Since she has a phone number for this "attorney", she traces the number to California. Eureka, California. She alerts the appropriate authorities in Eureka and the Great State of California but is none too optimistic that anything will happen to shut this shady operation down.
So. The formerly mentioned asshat calls the number. He somehow hacks into their voicemail system. He changes the outgoing message to say:
"If you received a call from this number it is a scam. Do NOT send them money. Do NOT give them any information about your bank or your router numbers. You do not owe these people money. They are THIEVES."
And then, for good measure, he changes the password so they can't get back in to their own voicemail. It has now been their outgoing message for several days. Boo-YAH!
He is getting phone calls from many a grateful soul who were terrified they faced some prolonged legal battle or emptying their liquid assets in an effort to avoid jail. He is now promoted from asshat to asshelmet.
Saturday, September 11, 2010
Alpha Bitch Whisperer and per her request, here are photos of our own canine companions. Many, many photos. We're a little funny about our dogs.
Thursday, September 2, 2010
We've been trying to put together a trip to Charleston, SC for a couple of years- me, my mom, and Carolyn. Never seems to work out. This year turned out to be a bust because Carolyn got diagnosed with stage IV colon cancer. She's tough, though, dealing with chemo the same way she deals with everything. Practical humor and keeping her cards close to the vest except for a very select group of supportive friends that she knows are as tough as she is and won't get sucked down in her drama. Today is her last day of chemo. We've all been holding our breath and praying a lot.
Carolyn has an important job. She's the secret keeper. You can tell her the dirtiest, darkest, career ruiningest, marriage wreckingest secret you know. Ten years later, even if all parties are deceased and no harm can be done, Carolyn still won't have told a soul.
Carolyn's kids are my age-ish. Her oldest son, Frank, was my first homecoming date. He was taller than me so he qualified. Prior to the eighth grade homecoming dance, most of our interaction involved the annual innertube down the river trip and occasional visits to their farm where Frank and his younger brother Avery threw dried out cow pies at me and my sister.

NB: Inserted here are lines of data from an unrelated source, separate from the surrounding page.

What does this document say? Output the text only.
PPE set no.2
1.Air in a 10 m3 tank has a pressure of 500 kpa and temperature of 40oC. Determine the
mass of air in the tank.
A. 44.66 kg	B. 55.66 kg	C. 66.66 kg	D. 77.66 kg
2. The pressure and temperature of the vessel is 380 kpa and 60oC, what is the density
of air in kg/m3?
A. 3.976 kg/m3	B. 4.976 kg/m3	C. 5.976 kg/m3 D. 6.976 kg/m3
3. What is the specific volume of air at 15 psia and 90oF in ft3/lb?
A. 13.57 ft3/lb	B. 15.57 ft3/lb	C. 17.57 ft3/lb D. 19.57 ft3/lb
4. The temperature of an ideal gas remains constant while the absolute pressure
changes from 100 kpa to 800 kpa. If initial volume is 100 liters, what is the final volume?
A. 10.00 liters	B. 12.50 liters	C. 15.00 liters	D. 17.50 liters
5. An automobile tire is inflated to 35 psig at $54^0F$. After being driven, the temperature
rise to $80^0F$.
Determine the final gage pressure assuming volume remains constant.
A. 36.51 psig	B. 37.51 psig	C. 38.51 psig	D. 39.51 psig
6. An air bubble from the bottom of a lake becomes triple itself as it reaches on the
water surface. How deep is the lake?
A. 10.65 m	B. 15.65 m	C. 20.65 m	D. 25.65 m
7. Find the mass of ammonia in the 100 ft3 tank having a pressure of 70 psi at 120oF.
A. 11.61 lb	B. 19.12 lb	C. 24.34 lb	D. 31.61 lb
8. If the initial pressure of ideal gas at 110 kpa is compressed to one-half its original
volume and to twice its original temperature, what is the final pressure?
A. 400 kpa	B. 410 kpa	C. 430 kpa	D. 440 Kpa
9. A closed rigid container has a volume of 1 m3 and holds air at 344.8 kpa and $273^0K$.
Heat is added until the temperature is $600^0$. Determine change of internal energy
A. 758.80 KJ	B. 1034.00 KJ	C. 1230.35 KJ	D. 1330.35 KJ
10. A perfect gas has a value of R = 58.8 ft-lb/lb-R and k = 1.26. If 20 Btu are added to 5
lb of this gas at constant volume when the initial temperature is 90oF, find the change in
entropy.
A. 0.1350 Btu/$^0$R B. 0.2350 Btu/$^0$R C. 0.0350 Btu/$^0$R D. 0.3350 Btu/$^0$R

They weren't being tacky, they just thought it was fun. Susan is the youngest of the clan and wisely avoided her brothers. She hovered on the edge of the action and enjoyed the respite of having a different set of targets in the vicinity. Susan grew up to be the only one that a yankee wouldn't immediately assume was a redneck.

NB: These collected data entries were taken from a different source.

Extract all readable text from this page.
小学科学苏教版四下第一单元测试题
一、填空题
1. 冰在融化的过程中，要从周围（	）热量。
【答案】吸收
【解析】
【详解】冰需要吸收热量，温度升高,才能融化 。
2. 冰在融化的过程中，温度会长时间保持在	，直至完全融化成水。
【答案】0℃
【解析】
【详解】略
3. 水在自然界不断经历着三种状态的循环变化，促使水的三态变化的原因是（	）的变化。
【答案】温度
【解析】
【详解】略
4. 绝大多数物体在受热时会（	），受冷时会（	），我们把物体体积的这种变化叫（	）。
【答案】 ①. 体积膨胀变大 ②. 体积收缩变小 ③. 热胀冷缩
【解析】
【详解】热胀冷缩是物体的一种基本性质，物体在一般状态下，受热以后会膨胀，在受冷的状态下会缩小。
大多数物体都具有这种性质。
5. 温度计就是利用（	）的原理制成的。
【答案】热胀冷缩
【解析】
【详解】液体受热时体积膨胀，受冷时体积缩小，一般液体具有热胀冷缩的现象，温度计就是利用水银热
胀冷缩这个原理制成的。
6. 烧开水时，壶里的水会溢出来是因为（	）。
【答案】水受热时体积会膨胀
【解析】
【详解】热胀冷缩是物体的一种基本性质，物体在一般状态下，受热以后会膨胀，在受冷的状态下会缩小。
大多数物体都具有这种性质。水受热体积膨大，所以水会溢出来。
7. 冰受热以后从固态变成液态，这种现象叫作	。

It's been years since I've seen any of the kids. I keep up with them through Carolyn. I know how many children they have but not their names, what stresses they have in the marriages, their strengths and shortcomings. Carolyn has a special way of talking about even her near and dear that doesn't sugarcoat anything but doesn't paint them in a bad light. She sees the truth of things and works with that.
Frank died last night.
Avery was in the car in front of him. He saw Frank lose control of the vehicle on a bridge and get ejected from the car. In classic Frank form, he never wore a seatbelt.
The only thing I can think to hope for today is that Carolyn is insulated by shock. For the first time, I hope that chemo knocks her on her ass so she can sleep through the next week. Her friends and family can set out the casseroles, answer the phone, haul her bleary, drugged self to the funeral, and cry for her while she's sleeping. Avery and Susan can entertain Frank's four kids. I don't know who will run the Greyhound bus business. It was a family business and Frank was the current patriarch in charge. Avery never wanted it.
I can't stand it. Today is going to be one of those "I wish I were anywhere but here, in any moment but this" days.